Não vai ter mamão com açúcar, neném!




Por Cidinha da Silva

O mundo real não nos permite dizer que o racismo esteja com os dias contados, mas a coisa está ficando preta. Embora menos preta do que o necessário, a reação e a resistência estão mais complexas, fortes e ágeis. Brotam como Poejo e Língua de vaca. De todos os cantos.

O episódio mais recente desassossegou a cronista. Não porque seja algo original, inusitado ou mais grave do que o resto, mas porque acontece diariamente, a toda hora, todo minuto. E o caminho que ela fazia tranquila, descalça no frugal da vida, passou a exigir botas e ferramentas para mover-se em solo lamacento, outra vez.

De que falamos entre tantos episódios diários na novela da discriminação racial que se desdobra em torno da vida dos negros no Brasil? Do Caso Netflix Boutique Filmes x +Add Casting no recrutamento de um ator negro para a primeira série brasileira da Netflix.

Entenda o capítulo: A agência +Add Casting, doravante denominada recrutadora, era responsável por conseguir atores no perfil solicitado pela Boutique Filmes. Esta, por sua vez, deve ter atendido a uma exigência da Netflix de ter um ator negro no elenco principal. A empresa estadunidense que atende a mais de 50 milhões de expectadores de TV via Internet, em dezenas de países, obedece a uma política de diversidade séria. Logo, não bastava ter João Miguel no elenco, excelente ator que preserva o sotaque nordestino nos papeis nacionais que desempenha. Era preciso que sua primeira série de ficção brasileira representasse, ainda que de forma tímida, 53% da população do país.

Pois bem, a recrutadora enviou uma mensagem eletrônica a grupos de atrizes e atores negros e outras associações próximas ao perfil de ator desejado pela Boutique Filmes, com a singela conclamação: “precisamos de um ator jovem, na faixa dos 20-25 anos, muito bonito.
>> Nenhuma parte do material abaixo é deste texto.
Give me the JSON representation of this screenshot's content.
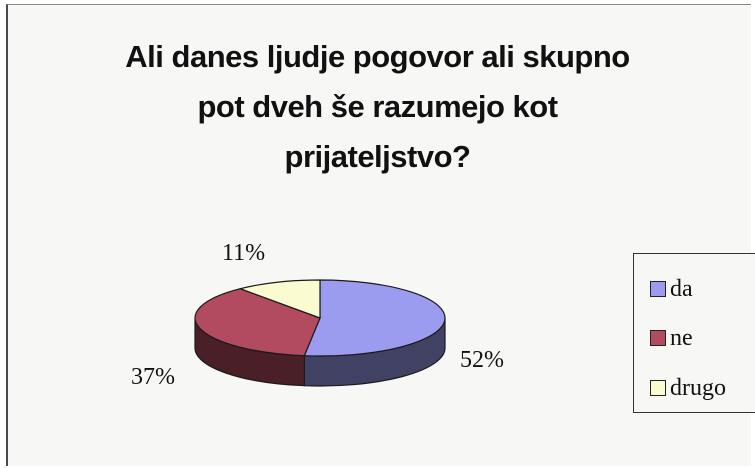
{
  "chart_data": {
    "type": "pie",
    "title_lines": [
      "Ali danes ljudje pogovor ali skupno",
      "pot dveh še razumejo kot",
      "prijateljstvo?"
    ],
    "categories": [
      "da",
      "ne",
      "drugo"
    ],
    "values": [
      52,
      37,
      11
    ],
    "value_labels": [
      "52%",
      "37%",
      "11%"
    ],
    "colors": [
      "#9b9bef",
      "#b24a60",
      "#fbfbd2"
    ],
    "legend_position": "right"
  }
}
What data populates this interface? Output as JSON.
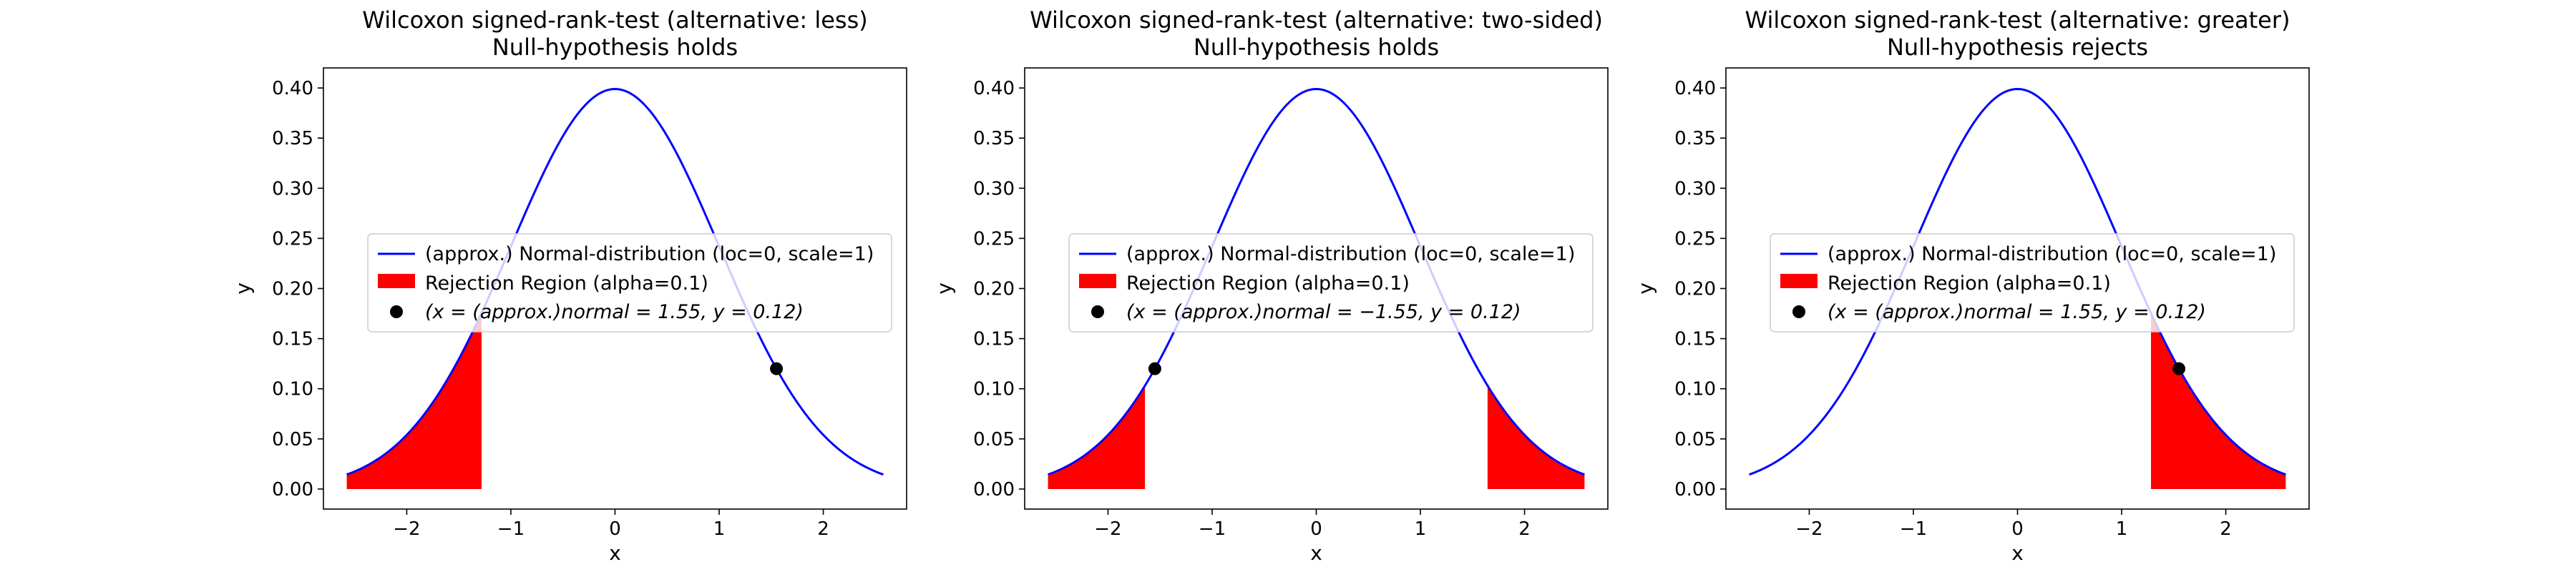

A direção gostaria que ele fosse negro, então o ideal seria ter um ator negro e muito bonito, mas conscientes do grau de dificuldade, faremos teste também com os bons atores, lindos, que não sejam negros.” Ai, tão doce.

Deu ruim! O pessoal que recebeu o e-mail, ao invés de se sentir grato, feliz e lisonjeado pela possibilidade de ter um dos seus, escolhido para papel nobre no programa, reagiu ao racismo escancarado na convocatória e colocou a boca no trombone. Vida de gente negra nas artes cênicas não é mole, não, viu? Quando não é blackface explícito é blackface pressuposto, porque os negros, a não ser que se curvem, nunca atenderão mesmo às exigências racistas.

O bloco dos insurgentes tomou as avenidas da Web e sambou na cara das empresas envolvidas. A Netflix, assustada, porque está submetida a uma política de diversidade, na qual posturas racistas geram danos à imagem da empresa e punições, cobrou responsabilidades da produtora. Afinal, sua primeira série brasileira não poderia nascer morta ou maculada pelo racismo à moda local. A produtora se eximiu de responsabilidades e as jogou para a recrutadora. O caso tramita nos tribunais do cyberespaço.

O bloco dos insurgentes, livre e leve evolui na avenida e canta seguro o refrão: Acabou o amor, baby! Isso aqui já virou Palmares!